— Ch. 1 · Foundations Of Planning Theory —
Automated planning and scheduling.
~4 min read · Ch. 1 of 7
The year 1971 marked a turning point when the STRIPS planning system introduced action names ordered in a sequence for robot execution. This early framework defined the simplest possible planning problem known as Classical Planning Problem. It required a unique known initial state and durationless actions that occurred one at time. A single agent operated within this deterministic environment where all outcomes were predictable before execution began. The goal was to synthesize a plan guaranteed to generate a desired goal state from any of the available initial states. Researchers identified several classes of planning problems based on properties like determinism, observability, and agent count. These dimensions determined whether solutions could be found offline or needed online revision during dynamic operations.
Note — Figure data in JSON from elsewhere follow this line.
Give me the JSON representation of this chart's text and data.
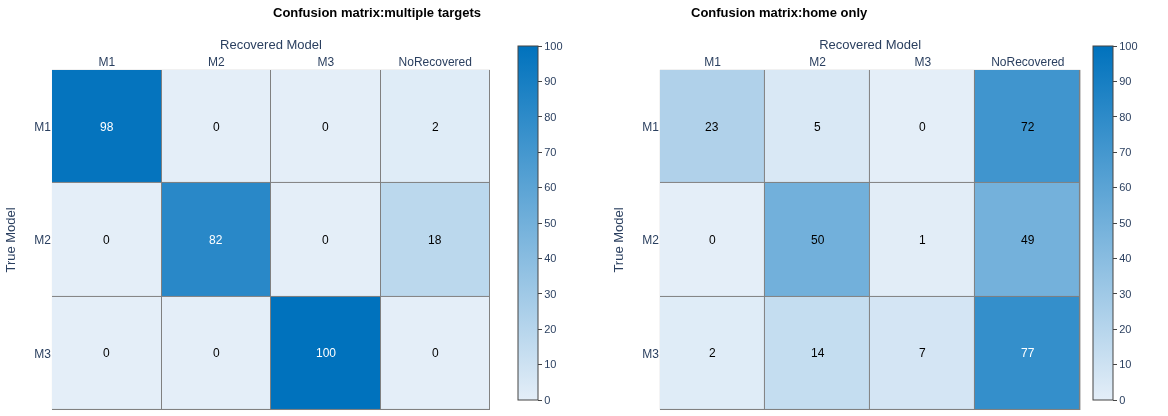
{
  "chart_data": [
    {
      "type": "heatmap",
      "title": "Confusion matrix:multiple targets",
      "xlabel": "Recovered Model",
      "ylabel": "True Model",
      "categories": [
        "M1",
        "M2",
        "M3",
        "NoRecovered"
      ],
      "y_categories": [
        "M1",
        "M2",
        "M3"
      ],
      "cells": [
        [
          98,
          0,
          0,
          2
        ],
        [
          0,
          82,
          0,
          18
        ],
        [
          0,
          0,
          100,
          0
        ]
      ],
      "clim": [
        0,
        100
      ],
      "cticks": [
        0,
        10,
        20,
        30,
        40,
        50,
        60,
        70,
        80,
        90,
        100
      ],
      "data_labels": true
    },
    {
      "type": "heatmap",
      "title": "Confusion matrix:home only",
      "xlabel": "Recovered Model",
      "ylabel": "True Model",
      "categories": [
        "M1",
        "M2",
        "M3",
        "NoRecovered"
      ],
      "y_categories": [
        "M1",
        "M2",
        "M3"
      ],
      "cells": [
        [
          23,
          5,
          0,
          72
        ],
        [
          0,
          50,
          1,
          49
        ],
        [
          2,
          14,
          7,
          77
        ]
      ],
      "clim": [
        0,
        100
      ],
      "cticks": [
        0,
        10,
        20,
        30,
        40,
        50,
        60,
        70,
        80,
        90,
        100
      ],
      "data_labels": true
    }
  ]
}
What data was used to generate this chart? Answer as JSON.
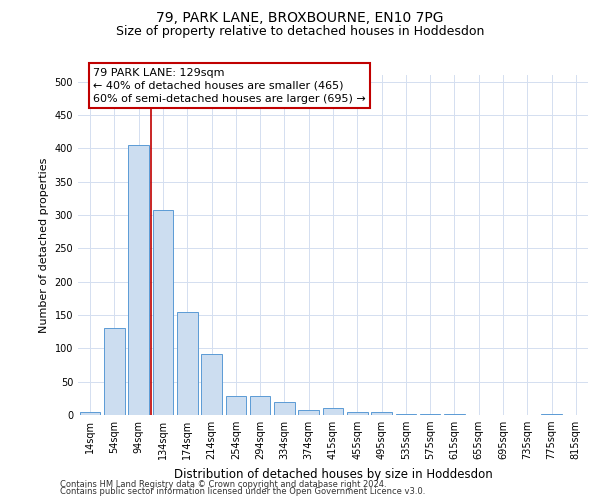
{
  "title1": "79, PARK LANE, BROXBOURNE, EN10 7PG",
  "title2": "Size of property relative to detached houses in Hoddesdon",
  "xlabel": "Distribution of detached houses by size in Hoddesdon",
  "ylabel": "Number of detached properties",
  "categories": [
    "14sqm",
    "54sqm",
    "94sqm",
    "134sqm",
    "174sqm",
    "214sqm",
    "254sqm",
    "294sqm",
    "334sqm",
    "374sqm",
    "415sqm",
    "455sqm",
    "495sqm",
    "535sqm",
    "575sqm",
    "615sqm",
    "655sqm",
    "695sqm",
    "735sqm",
    "775sqm",
    "815sqm"
  ],
  "values": [
    5,
    130,
    405,
    308,
    155,
    91,
    29,
    29,
    19,
    8,
    10,
    4,
    5,
    2,
    1,
    1,
    0,
    0,
    0,
    1,
    0
  ],
  "bar_color": "#ccddf0",
  "bar_edge_color": "#5b9bd5",
  "vline_x_index": 2,
  "vline_color": "#c00000",
  "annotation_line1": "79 PARK LANE: 129sqm",
  "annotation_line2": "← 40% of detached houses are smaller (465)",
  "annotation_line3": "60% of semi-detached houses are larger (695) →",
  "ylim": [
    0,
    510
  ],
  "yticks": [
    0,
    50,
    100,
    150,
    200,
    250,
    300,
    350,
    400,
    450,
    500
  ],
  "footer1": "Contains HM Land Registry data © Crown copyright and database right 2024.",
  "footer2": "Contains public sector information licensed under the Open Government Licence v3.0.",
  "bg_color": "#ffffff",
  "grid_color": "#d4dff0",
  "title1_fontsize": 10,
  "title2_fontsize": 9,
  "tick_fontsize": 7,
  "ylabel_fontsize": 8,
  "xlabel_fontsize": 8.5,
  "annotation_fontsize": 8,
  "footer_fontsize": 6
}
Classical And Temporal Models
Discrete-time Markov decision processes emerged as planning problems with nondeterministic actions accompanied by specific probabilities. Full observability allowed agents to maximize reward functions while operating under single-agent constraints. When full observability gave way to partial observability, the field shifted toward partially observable Markov decision process frameworks. Temporal planning introduced complexity through temporally overlapping actions with measurable durations occurring concurrently. State definitions had to include current absolute time and progress metrics for each active action. Rational or real-time planning created infinite state spaces unlike classical planning or integer-based systems. The Simple Temporal Network with Uncertainty became a scheduling problem involving controllable actions alongside uncertain events. Dynamic Controllability required temporal strategies to activate actions reactively as observations triggered constraint satisfaction needs.